Diferença entre Afib e Flutter

Afib vs Flutter

Na linguagem médica, afib é outro nome para a fibrilação atrial, enquanto flutter significa flutter atrial. Ambos os termos são tipos semelhantes de arritmia cardíaca, que dizem respeito a batimentos cardíacos anormais, exemplificados por ritmos irregulares e pulsos repentinos. Afib e flutter ocorrem quando a uma das regiões do coração, os átrios, bate em uma taxa aumentada.

Em um coração normal e saudável, os átrios devem se contrair quando os ventrículos mudar para o estado de repouso. A contração dos átrios canaliza o sangue para os ventrículos. No entanto, quando o coração tem uma condição afib ou flutter, os átrios não se contraem de forma coordenada e, como resultado, os ventrículos não são preenchidos com sangue até a capacidade máxima. Isso resulta em bombeamento ineficiente de sangue, levando a sintomas como fraqueza, tonturas, dor torácica e palpitações.

O pior cenário é a insuficiência cardíaca total sob a forma de um acidente vascular cerebral, que pode levar a incapacidade permanente ou a morte. A diferença entre afib e flutter tem a ver com a progressão. O flutter ocorre primeiro e envolve apenas arritmia menor e temporária. Após um certo período de tempo, o coração irá reverter a sua rotina de batimento normal ou desenvolver afib. O Afib pode ocorrer de forma intermitente, no entanto, em pior caso, ele impede o coração constantemente. Flutter pode progredir para afib se a pessoa afetada tem uma predisposição para, ou já desenvolveu doença pulmonar obstrutiva crônica, doença da artéria coronária, pressão arterial elevada ou distúrbio da válvula mitral.

Afib faz com que o sangue deixa no átrio esquerdo para coagular, o que pode levar a mais complicações. Tais coágulos podem bloquear as artérias em qualquer parte do corpo, cortando o fluxo sanguíneo para uma área afetada. Os médicos determinam a gravidade do afib, verificando os sintomas da pessoa afetada, bem como medindo a taxa de batimento dos ventrículos. A taxa de batimento mais rápida geralmente coincide com sintomas mais graves e pode servir como prelúdio para um acidente vascular cerebral ou insuficiência cardíaca total. Flutter e afib podem ser detectados simplesmente verificando a freqüência cardíaca de uma pessoa.

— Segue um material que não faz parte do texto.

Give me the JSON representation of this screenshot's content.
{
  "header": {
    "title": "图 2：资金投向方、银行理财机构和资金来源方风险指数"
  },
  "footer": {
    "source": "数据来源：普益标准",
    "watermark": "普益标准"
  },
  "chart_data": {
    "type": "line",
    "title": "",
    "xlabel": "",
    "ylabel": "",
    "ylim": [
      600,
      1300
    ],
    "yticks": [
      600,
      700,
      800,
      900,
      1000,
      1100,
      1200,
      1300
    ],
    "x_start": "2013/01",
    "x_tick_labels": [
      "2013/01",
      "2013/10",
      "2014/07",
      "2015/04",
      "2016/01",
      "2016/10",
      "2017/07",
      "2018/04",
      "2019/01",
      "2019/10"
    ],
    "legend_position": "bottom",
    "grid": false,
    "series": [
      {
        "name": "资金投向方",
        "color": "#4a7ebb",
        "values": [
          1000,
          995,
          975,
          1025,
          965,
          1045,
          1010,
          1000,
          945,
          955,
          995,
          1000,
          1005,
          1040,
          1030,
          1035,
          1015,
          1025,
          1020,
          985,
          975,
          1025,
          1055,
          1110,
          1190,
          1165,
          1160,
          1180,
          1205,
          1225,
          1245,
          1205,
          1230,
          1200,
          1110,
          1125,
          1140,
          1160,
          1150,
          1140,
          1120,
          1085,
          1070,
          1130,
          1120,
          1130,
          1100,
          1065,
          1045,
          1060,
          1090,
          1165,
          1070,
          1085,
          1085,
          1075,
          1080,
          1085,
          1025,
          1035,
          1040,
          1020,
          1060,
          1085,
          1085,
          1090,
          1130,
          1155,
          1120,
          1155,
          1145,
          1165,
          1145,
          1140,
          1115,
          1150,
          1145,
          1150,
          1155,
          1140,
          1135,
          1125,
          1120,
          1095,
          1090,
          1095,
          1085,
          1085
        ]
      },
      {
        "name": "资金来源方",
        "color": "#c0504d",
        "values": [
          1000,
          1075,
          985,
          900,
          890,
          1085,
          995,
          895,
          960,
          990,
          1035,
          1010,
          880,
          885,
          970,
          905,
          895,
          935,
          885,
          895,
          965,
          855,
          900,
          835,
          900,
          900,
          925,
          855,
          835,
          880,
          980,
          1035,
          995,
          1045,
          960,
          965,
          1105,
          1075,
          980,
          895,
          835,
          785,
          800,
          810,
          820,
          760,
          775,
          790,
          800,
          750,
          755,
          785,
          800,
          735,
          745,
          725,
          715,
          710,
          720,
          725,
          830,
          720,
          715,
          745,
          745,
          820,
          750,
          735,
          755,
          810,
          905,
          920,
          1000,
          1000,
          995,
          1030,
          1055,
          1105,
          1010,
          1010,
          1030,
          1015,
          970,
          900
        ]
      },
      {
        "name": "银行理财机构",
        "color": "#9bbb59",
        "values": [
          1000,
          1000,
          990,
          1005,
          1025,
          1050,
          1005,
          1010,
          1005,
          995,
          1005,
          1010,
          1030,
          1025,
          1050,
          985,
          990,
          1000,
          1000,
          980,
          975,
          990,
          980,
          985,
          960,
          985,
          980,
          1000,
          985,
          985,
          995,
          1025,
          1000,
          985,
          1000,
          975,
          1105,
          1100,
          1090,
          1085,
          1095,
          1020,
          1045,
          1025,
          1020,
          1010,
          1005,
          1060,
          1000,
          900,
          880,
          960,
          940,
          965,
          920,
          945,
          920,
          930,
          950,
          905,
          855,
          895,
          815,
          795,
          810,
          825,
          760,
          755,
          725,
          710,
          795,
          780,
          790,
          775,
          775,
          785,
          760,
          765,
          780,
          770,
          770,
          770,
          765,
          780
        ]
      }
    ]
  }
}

Se um médico suspeita de flutter, ele ou ela geralmente sujeita a pessoa afetada ao ECG, ou eletrocardiografia para confirmar a arritmia. Para determinar se os coágulos se formaram ou não no átrio esquerdo, o médico também pode optar por realizar ultra-sonografia no paciente. Durante situações de emergência em que a pessoa afetada sofreu choque, perda de ar ou dor torácica, o médico pode recorrer a um desfibrilador cardioversor, que aplica eletricidade para forçar o coração a reverter suas batidas normais.

Drogas como propanolol, diltiazem, verapamil e digoxina podem ser administradas ao paciente para diminuir os batimentos cardíacos.Tome nota, no entanto, que, mesmo que estes medicamentos reduzam o flutter ou o afib, podem não ser suficientes para restaurar completamente os batimentos cardíacos normais. Se esses medicamentos se revelarem inadequados, medicamentos adicionais como dofetilida, procainamida e ibutilida podem ser injetados para restaurar os batimentos cardíacos normais instantaneamente. Se qualquer droga ou choque elétrico se revelar ineficaz, o último recurso seria cortar o vínculo entre os ventrículos e os átrios, e reconectá-lo através de um pacemaker artificial. Após o tratamento, o paciente deve ser mantido sob observação por meses, a fim de garantir que flutter ou afib não se repitam.

Resumo:

1. Flutter e afib ocorrem como tipos semelhantes de arritmia cardíaca que começam quando os átrios se contraem irregularmente, levando a insuficiência sanguínea aos ventrículos e a um bombolamento ineficiente de sangue em todo o corpo.

2. O flutter precede o afib. Flutter pode cessar após algum tempo, ou pode se desenvolver em afib, em que a arritmia ocorre mais regularmente.

3. Flutter e afib são comuns em pessoas que estão predispostas a, ou já têm doença pulmonar obstrutiva crônica, doença arterial coronária, hipertensão ou distúrbios valvulares mitrais.

4. Choque elétrico e drogas podem curar flutter e afib. O tratamento mais difícil seria substituir a conexão entre ários e ventrículos com um pacemaker artificial.